Benito ,la balle dans le pied de France Télévision !
Dimanche 15 mars 2026, la soirée électorale du premier tour des municipales sur France Info a été marquée par un incident en direct , un micro resté ouvert a capté une phrase comparant Éric Ciotti à « Benito », en référence à Benito Mussolini.
Prononcée à voix basse mais audible à l’antenne, cette remarque a rapidement déclenché indignation et controverse, alimentant les discussions sur le rôle et la neutralité des médias publics.
France Télévisions a réagi immédiatement, présentant des excuses officielles au candidat et aux téléspectateurs, qualifiant le propos de « manque de discernement ».
Sur le plateau, la journaliste Nathalie Saint‑Cricq, reconnue comme l’auteur de la phrase, a également exprimé ses regrets, soulignant que ses paroles ne reflétaient pas les standards attendus pour un direct du service public.
L’affaire relance des questions plus larges sur la neutralité et l’impartialité des chaînes publiques.
Dans un contexte politique tendu, chaque mot prononcé à l’antenne peut avoir des conséquences importantes.
Les médias, déjà sous le regard des instances de régulation comme l’Arcom, sont confrontés à la nécessité de concilier liberté éditoriale et rigueur journalistique.

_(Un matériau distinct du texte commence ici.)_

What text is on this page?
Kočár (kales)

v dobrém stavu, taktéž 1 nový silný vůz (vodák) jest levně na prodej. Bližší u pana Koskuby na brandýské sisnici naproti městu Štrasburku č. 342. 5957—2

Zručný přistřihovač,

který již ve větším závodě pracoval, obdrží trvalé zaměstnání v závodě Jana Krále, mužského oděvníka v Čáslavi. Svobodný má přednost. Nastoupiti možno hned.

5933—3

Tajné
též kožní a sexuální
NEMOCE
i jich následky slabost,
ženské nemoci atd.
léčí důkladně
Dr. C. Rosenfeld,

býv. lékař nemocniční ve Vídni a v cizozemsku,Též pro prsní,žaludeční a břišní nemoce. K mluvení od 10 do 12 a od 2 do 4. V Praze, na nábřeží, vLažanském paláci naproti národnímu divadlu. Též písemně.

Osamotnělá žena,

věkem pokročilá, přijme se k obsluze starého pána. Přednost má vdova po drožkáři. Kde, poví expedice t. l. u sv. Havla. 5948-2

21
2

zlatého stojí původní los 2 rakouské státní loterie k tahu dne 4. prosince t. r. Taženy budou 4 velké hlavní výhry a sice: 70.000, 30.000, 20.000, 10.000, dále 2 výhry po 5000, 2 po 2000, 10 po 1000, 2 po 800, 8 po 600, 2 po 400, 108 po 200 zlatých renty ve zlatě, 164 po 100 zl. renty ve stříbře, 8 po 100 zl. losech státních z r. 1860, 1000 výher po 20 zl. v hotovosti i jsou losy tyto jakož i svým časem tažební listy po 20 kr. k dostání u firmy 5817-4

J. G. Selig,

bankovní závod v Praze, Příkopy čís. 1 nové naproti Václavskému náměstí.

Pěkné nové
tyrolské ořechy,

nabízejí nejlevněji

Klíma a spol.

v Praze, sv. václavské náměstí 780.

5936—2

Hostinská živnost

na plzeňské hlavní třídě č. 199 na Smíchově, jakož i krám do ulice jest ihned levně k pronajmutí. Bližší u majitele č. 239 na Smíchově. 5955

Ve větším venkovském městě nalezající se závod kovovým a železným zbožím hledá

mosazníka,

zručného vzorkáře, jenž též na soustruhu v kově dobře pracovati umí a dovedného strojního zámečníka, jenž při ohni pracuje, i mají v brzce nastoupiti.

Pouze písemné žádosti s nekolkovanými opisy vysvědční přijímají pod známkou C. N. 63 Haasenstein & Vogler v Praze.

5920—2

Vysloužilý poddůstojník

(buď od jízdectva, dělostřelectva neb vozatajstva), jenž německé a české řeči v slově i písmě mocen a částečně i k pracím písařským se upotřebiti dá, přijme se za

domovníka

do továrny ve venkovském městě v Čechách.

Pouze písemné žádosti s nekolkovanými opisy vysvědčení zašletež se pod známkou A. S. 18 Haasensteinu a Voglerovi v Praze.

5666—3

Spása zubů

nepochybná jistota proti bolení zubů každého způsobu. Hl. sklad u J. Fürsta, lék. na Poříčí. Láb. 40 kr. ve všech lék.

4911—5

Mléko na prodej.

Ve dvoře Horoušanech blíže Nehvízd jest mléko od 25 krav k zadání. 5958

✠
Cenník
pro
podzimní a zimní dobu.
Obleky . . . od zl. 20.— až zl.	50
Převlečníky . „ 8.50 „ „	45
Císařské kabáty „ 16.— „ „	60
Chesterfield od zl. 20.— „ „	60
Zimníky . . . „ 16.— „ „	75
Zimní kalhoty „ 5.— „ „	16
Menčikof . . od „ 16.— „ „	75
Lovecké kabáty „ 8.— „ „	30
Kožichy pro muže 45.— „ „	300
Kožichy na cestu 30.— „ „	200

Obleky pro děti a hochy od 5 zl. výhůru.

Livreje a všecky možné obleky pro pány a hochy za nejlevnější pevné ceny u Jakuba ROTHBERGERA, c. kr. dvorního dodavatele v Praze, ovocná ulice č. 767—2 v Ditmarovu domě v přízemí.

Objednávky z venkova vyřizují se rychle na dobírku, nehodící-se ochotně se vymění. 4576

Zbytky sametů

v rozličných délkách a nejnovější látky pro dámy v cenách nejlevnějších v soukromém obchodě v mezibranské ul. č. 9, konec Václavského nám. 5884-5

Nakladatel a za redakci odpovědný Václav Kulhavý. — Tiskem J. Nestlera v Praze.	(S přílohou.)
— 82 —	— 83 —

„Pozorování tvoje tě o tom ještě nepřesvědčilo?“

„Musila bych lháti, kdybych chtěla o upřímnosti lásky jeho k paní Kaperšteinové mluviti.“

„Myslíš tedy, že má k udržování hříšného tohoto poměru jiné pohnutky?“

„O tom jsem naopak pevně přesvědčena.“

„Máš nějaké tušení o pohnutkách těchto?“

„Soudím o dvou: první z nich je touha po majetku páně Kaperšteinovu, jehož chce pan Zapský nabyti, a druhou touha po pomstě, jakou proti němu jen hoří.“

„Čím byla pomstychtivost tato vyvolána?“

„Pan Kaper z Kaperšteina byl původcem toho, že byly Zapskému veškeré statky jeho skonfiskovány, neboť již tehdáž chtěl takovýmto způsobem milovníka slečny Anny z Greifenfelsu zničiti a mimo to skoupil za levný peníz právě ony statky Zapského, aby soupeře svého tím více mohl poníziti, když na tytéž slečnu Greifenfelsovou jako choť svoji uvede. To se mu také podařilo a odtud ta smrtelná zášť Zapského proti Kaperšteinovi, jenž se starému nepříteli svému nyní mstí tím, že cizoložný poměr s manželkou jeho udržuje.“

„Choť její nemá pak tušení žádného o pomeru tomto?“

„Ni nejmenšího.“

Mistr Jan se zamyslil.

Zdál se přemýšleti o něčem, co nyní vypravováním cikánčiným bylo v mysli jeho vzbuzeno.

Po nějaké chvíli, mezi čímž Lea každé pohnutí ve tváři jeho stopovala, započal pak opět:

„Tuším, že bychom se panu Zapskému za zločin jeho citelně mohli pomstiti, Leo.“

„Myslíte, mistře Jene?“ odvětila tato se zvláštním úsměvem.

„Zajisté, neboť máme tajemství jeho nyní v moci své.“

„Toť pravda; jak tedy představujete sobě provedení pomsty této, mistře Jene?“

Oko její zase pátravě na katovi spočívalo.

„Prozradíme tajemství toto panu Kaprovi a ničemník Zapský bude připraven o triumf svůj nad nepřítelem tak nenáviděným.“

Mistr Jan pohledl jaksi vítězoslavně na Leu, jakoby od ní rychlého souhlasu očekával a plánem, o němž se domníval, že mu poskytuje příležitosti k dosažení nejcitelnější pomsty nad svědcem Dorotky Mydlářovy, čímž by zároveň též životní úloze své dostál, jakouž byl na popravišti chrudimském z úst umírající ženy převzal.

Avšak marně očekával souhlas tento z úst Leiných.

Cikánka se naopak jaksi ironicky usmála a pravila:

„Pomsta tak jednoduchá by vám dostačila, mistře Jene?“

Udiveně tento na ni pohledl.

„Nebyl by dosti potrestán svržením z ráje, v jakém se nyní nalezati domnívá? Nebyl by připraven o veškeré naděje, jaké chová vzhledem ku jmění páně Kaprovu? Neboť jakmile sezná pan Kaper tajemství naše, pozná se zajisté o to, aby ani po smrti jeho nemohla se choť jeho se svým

Réactions politiques et publiques
La classe politique a été divisée , certains élus dénoncent une atteinte à l’image d’un candidat, tandis que d’autres soulignent l’importance de distinguer le dérapage individuel d’un biais systémique.
Sur les réseaux sociaux, l’incident a suscité des débats sur la responsabilité des journalistes et la vigilance nécessaire lors des directs.
Implications pour l’audiovisuel public
L’épisode illustre la fragilité de la parole en direct et la pression constante sur les journalistes du service public.
Il rappelle que l’équilibre entre liberté d’expression et neutralité reste un enjeu central pour maintenir la confiance du public dans les médias.